Public opinion polls show that the left-wing government will lose 3 referendums in June
Three referendums are scheduled in Slovenia for 5 June 2011. They were proposed by Trade Unions (a reform of the pension system) and (other two) the opposition parties. One dossier deals with the grey economy and the illegal forms of work, but the opposition believes it goes too far in limiting activities of the citizens. The legislation proposed by the Government tries to limit small works provided by the members of one’s own family and his neighbours. Instead of boosting the economy by providing new jobs, the actual Government tries to increase public incomes by putting additional pressure on unemployed and those with low incomes. The second dossier deals with the closing of archives of the former Yugoslav secret service (Udba). The closing measures were proposed by the actual Government and adopted in a hurry after the demand of researchers to access those archives. These measures tend to permanently obscure the truth about the criminal past of the secret service and they violate the right of citizens to be objectively informed about the past. The third dossier proposes a reform of the pension system. The Trade Unions strongly opposes the reform. Although the reform is needed, the actual Government should primarily take care of the extremely bad economic situation in Slovenia and this way increase the budgetary incomes. Public opinion polls show that the left-wing government will lose all 3 referendums scheduled for 5 June 2011.

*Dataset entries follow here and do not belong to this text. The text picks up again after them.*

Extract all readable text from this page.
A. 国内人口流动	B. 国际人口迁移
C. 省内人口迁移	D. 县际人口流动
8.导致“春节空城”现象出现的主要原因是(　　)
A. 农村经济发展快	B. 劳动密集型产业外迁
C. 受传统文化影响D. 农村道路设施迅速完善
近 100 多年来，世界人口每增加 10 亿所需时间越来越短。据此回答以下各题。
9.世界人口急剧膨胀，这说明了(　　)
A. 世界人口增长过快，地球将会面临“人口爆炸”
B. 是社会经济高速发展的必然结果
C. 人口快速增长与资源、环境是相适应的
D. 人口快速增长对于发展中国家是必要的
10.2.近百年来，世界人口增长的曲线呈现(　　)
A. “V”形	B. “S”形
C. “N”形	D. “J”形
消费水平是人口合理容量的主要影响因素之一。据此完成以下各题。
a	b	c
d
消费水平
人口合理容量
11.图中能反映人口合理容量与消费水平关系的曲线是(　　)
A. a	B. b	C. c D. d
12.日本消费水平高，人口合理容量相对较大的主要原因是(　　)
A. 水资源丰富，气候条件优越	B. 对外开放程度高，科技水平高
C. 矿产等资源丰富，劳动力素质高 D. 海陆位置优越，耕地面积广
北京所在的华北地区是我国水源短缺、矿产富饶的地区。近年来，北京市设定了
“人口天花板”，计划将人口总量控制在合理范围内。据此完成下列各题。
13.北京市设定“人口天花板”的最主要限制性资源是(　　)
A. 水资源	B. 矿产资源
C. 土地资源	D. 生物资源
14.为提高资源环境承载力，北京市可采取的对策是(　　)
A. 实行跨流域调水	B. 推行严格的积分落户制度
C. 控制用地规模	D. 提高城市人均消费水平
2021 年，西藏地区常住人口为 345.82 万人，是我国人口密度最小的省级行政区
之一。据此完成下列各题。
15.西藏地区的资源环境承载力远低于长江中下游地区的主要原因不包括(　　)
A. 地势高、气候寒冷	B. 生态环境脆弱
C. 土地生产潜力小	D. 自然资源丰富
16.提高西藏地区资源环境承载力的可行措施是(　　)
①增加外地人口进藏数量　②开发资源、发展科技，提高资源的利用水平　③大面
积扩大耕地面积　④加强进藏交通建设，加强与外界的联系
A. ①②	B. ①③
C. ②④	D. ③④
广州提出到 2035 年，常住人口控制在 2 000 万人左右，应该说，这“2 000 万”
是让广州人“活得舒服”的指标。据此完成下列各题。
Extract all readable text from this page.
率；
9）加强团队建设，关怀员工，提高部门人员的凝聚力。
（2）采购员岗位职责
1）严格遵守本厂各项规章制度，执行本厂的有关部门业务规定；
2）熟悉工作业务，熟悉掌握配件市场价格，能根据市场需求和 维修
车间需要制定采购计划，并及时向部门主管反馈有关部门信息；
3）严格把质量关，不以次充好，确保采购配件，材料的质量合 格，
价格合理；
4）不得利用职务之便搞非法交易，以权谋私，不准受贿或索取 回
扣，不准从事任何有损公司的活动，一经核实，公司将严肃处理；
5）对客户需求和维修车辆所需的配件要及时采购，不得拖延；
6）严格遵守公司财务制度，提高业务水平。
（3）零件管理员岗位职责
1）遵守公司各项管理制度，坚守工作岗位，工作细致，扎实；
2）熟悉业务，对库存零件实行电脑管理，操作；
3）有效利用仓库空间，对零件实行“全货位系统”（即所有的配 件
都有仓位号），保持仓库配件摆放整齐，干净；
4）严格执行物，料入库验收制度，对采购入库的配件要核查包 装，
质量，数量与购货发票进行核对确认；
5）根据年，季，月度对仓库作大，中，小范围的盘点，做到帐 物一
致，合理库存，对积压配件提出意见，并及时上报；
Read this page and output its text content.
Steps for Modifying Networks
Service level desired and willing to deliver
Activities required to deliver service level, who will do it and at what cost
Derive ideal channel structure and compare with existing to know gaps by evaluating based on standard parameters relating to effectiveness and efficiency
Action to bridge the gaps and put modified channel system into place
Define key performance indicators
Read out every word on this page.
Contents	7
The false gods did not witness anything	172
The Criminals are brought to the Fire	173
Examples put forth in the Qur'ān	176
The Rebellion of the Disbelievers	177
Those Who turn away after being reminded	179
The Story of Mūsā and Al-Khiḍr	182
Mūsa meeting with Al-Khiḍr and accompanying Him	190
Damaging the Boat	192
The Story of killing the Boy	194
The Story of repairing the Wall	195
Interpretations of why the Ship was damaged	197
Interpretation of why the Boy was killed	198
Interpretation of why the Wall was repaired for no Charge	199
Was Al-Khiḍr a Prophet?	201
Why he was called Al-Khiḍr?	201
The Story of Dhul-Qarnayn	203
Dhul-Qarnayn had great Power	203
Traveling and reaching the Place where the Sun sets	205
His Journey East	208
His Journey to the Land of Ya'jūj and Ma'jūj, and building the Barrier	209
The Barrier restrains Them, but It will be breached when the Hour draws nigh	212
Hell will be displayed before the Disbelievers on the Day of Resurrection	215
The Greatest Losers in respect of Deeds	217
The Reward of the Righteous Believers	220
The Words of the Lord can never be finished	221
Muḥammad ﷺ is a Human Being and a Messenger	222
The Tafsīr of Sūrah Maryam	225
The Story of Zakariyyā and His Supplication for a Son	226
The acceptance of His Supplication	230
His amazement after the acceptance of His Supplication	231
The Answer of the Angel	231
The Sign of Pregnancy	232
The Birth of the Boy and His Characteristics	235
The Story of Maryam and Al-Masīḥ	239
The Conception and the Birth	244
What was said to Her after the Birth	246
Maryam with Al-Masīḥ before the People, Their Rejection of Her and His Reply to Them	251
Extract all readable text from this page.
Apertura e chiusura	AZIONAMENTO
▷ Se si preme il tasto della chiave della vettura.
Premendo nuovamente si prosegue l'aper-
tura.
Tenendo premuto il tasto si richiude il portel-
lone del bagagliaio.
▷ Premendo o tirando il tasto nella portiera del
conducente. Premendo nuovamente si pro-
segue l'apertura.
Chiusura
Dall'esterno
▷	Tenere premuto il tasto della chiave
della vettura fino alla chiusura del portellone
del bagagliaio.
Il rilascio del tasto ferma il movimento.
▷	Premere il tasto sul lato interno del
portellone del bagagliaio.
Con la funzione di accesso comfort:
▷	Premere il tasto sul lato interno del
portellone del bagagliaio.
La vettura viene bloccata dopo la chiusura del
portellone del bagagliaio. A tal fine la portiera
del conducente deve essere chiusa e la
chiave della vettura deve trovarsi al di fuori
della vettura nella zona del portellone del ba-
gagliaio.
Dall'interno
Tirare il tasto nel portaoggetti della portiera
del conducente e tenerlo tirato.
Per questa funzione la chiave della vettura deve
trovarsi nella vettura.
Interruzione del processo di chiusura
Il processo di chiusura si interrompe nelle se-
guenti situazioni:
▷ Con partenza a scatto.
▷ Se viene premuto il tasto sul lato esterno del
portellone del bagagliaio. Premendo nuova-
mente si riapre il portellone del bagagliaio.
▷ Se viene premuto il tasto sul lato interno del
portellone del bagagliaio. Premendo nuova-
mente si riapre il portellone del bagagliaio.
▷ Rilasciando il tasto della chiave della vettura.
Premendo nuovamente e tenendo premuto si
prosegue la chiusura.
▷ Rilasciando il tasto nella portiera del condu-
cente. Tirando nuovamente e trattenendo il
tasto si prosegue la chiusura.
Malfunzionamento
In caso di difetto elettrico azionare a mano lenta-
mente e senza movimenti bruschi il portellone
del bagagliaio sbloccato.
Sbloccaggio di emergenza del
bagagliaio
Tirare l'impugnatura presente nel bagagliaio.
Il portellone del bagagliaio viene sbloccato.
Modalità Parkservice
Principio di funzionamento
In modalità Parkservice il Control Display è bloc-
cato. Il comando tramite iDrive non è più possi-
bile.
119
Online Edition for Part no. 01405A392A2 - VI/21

SDS in the European Parliament
Education and Culture Committee vote in favour of MEP Zver's »Youth on the Move« report
During it's last meeting the European Parliament's Education and Culture Committee adopted the so-called “Youth on the Move” report with 27 votes in favour, 2 abstentions and no vote against. Parliament’s rapporteur, MEP Milan ZVER, was successful in getting MEPs to agree on the new framework for increasing student mobility, improving European education systems, preparing European youth for entering the labour market and thus achieving goals of the Europe 2020 strategy. Out of 241 amendments Committee voted in line with the position of the rapportuer, MEP Zver, on more than 230. Parliament is due to adopt the final report in plenary in May 2011.
Successful public hearing in the European Parliament on the generational renewal in agriculture
4,5 million of European farmers are expected to retire in the next 10 years. Who will replace them? MEP Milan Zver and CEJA, the European Council of Young Farmers, organized a public hearing in the European Parliament that tried to answer this question. Among the speakers of the hearing there were the president of the EPP group in the EP and former Vice-President of CEJA, Joseph Daul, Austrian MEP Elisabeth Köstinger and CEJA President, Joris Baecke. Together with young farmers’ representatives from Slovenia, Ireland and France they debated the future of European farming. The event was attended by many representatives of the European institutions and more than 100 young farmers from 7 EU member states.